Let $a < b$ be real numbers and $f:I:=[a,b] \to \mathbb{R}$ continuous and $f$ having a zero in $I$.
How can one prove that $f$ has a smallest zero, meaning that
$$\min M$$
exists for
$$M := \{x \in [a,b]: f(x) = 0\}$$
Can I say that the set $M := \{x \in [a,b]: f(x) = 0\}$ is the inverse image of $\{0\}$, meaning that $f^{-1}(\{0\}) = M$.
$\{0\}$ is a closed set. Since $f$ is continuous, its inverse image $M$ is closed. In closed sets it holds that $\partial M \in M$, therefore $\min M = \inf M$, so a minimum exists in $M$ (and $M$ was the set of zeros in $f$)
Is that correct?
Expanding slightly on the comment above, because $f^{-1}(\{0\})=M$ is closed, we conclude that $\partial M\subseteq M$. It is important to note that the boundary of a set is itself a set so that $\partial M\in M$ does not really make sense.
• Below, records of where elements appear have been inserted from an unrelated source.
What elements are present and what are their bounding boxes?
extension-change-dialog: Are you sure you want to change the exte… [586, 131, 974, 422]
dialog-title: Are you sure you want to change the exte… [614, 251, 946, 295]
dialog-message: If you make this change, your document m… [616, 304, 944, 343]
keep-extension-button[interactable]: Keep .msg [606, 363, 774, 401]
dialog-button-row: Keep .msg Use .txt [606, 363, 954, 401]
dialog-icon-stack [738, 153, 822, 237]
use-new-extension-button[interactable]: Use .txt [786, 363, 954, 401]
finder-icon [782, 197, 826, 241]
However, it is true that a closed set contains its boundary points. In particular, because we are working in $\mathbb{R}$, as you say $\inf M= \min M$. As pointed out in the comment above, $\inf M\ge a$ because $a\le x$ for all $x\in M$. So $\inf M \in \mathbb{R}$. Hence $\min M$ exists.